Par un mémoire enregistré le 28 avril 2022, l’Association syndicale libre de Port Grimaud I représentée par la SELAS Adaltys Affaires Publiques intervenant par Me Boiton, conclut au rejet de la requête et à la condamnation de la commune à lui verser la somme de 5 000 euros en application des dispositions de l’article L.761-1 du Code de justice administrative.
Elle fait valoir que :
- le fonctionnement du service public de Port Grimaud II n’est nullement menacé ; l’incapacité d’assurer sa mission de service public et sa pérennité financière au seul motif que les provisions réclamées n’auraient pas été versées à la commune est une aberration totale ; Il est évident que depuis le 1er janvier 2022, la commune est parfaitement en mesure d’exploiter le service public ;
- la commune n’a jamais sollicité, dans ses courriers de demande de restitution des biens de retour des 29 septembre et 28 décembre 2021, la restitution de ces provisions.
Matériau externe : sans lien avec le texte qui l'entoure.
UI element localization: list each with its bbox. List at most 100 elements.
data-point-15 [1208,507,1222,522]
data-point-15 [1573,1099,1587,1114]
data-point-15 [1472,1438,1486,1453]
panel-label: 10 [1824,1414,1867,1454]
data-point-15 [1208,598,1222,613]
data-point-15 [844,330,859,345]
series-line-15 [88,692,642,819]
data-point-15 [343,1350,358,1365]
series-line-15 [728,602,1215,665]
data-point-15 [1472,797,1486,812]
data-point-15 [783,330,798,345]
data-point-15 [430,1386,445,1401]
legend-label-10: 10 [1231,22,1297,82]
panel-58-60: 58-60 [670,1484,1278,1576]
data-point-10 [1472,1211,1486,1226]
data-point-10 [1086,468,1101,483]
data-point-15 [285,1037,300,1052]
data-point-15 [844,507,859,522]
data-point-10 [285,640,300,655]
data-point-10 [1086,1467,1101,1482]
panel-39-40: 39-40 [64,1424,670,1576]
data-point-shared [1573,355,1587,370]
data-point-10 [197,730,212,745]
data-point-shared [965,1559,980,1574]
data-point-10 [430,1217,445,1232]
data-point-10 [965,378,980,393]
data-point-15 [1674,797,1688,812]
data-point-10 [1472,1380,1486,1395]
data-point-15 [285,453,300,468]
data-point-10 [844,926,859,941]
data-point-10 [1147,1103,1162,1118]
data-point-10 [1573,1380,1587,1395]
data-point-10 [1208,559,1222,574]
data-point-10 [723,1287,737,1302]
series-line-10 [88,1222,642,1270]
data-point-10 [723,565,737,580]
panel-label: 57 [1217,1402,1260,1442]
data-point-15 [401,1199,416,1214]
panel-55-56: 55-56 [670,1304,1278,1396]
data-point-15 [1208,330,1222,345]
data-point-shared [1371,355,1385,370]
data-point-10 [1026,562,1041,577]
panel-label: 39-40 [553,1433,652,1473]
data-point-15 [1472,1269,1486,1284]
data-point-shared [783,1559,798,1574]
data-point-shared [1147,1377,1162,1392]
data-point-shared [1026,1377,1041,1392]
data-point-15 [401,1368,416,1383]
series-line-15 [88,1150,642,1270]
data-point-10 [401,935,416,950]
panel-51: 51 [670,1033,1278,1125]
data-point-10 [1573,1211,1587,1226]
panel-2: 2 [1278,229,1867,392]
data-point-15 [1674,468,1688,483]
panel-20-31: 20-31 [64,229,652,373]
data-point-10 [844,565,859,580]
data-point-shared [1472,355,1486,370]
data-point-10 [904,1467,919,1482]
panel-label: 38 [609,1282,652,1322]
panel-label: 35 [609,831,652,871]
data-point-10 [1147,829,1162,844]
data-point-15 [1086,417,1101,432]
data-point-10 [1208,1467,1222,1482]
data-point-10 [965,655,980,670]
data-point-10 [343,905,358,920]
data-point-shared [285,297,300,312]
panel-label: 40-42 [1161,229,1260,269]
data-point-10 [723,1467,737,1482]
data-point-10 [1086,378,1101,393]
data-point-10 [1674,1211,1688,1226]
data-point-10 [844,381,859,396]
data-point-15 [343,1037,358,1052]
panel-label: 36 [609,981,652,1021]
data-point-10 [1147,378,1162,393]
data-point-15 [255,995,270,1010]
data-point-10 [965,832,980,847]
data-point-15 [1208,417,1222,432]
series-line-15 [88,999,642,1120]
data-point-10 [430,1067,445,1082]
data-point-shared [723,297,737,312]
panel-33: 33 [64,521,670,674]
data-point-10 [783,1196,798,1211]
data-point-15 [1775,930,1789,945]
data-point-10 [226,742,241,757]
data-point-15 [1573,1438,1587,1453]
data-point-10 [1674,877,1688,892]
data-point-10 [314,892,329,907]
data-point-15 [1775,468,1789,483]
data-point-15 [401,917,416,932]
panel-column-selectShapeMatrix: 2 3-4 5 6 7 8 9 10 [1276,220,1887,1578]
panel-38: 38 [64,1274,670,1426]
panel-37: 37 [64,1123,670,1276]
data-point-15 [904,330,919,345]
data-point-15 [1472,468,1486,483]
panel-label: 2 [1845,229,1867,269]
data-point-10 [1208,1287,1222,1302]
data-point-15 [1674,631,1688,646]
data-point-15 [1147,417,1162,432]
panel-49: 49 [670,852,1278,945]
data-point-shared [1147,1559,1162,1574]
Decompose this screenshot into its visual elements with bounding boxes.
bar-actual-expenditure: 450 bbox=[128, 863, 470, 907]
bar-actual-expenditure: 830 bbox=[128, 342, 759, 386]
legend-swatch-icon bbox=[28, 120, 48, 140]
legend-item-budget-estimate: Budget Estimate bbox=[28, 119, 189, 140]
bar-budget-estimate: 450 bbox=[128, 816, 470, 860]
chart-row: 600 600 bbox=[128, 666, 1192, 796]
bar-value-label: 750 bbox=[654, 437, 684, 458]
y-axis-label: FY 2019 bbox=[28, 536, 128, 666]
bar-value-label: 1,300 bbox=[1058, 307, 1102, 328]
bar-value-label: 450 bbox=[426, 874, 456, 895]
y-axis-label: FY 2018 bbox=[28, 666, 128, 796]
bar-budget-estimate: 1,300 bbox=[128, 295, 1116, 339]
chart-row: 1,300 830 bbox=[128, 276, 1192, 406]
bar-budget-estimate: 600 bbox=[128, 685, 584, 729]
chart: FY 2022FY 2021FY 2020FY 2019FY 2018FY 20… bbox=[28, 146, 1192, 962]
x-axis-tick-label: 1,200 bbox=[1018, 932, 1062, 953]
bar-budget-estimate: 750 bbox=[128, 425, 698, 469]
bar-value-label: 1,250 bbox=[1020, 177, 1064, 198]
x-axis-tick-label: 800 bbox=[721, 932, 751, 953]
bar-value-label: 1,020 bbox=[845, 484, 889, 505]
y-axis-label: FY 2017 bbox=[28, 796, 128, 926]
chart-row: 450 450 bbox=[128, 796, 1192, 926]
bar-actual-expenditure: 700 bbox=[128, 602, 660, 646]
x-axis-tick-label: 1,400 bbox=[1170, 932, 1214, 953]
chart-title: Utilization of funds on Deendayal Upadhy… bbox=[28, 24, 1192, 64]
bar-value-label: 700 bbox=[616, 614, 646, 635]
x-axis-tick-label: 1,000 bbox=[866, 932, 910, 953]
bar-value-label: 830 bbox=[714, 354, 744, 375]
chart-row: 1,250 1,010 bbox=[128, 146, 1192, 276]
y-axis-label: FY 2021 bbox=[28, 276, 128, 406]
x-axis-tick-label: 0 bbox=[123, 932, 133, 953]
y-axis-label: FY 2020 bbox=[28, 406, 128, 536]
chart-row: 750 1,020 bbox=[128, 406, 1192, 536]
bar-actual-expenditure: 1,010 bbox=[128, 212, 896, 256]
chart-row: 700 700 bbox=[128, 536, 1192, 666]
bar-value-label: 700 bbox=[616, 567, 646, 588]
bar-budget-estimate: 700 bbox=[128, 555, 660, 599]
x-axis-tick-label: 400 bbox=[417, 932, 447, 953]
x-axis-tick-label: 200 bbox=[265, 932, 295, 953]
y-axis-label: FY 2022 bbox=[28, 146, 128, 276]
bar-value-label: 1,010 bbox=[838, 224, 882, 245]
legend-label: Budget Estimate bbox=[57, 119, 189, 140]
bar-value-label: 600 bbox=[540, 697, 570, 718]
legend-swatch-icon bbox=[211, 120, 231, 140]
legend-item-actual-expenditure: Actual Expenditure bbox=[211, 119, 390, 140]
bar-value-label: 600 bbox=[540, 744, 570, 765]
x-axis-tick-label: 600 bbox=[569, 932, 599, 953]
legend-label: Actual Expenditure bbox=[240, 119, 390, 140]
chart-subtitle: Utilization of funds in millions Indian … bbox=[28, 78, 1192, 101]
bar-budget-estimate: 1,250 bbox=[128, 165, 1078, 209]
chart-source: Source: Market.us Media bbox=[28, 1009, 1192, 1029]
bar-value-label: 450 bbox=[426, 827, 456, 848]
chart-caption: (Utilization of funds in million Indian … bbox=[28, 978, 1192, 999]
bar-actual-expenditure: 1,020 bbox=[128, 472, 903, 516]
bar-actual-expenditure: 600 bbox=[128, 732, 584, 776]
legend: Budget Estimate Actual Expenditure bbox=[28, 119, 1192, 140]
Comment dès lors justifier une prétendue urgence aujourd’hui alors qu’elle aurait pu le faire depuis 7 mois ;
- Contrairement à ce que laisse entendre la requérante, le solde de trésorerie qu’elle évoque ne constitue ni une « recette », ni une « provision pour renouvellement », ni une « provision pour gros travaux sur des biens de retour », ni même une « dotation » aux gros travaux sur des biens de retour ; les provisions constituées par l’ASP PG1 ne sauraient être qualifiée de provisions pour renouvellement ou pour gros travaux sur des biens, amortissables, nécessaires à un service public (biens de retour) ou non (biens de reprise ou propres). Elles ont été constituées pour des opérations de dragage qui, compte-tenu des évènements naturels, sont rendues nécessaires et conditionnaient la bonne exécution du contrat. En constituant ces provisions, l’ASP PG1 s’est simplement conformée au principe essentiel pour la bonne exécution de ce type de contrat : la gestion en bon père de famille du plan d’eau qu’elle a créé et entretenu;
- la créance dont se prévaut la commune de Grimaud ne résulte pas d’une obligation contractuelle. La commune de Grimaud ne se trouvait donc pas dans une situation lui permettant de choisir entre émission d’un titre exécutoire ou saisine du juge. Elle avait l’obligation de faire usage de ses pouvoirs et d’émettre un titre de recettes afin de recouvrer les sommes qu’elle estime être dues : elle n’a émis aucun titre de recettes. La mesure demandée ne remplit donc pas la condition d’utilité.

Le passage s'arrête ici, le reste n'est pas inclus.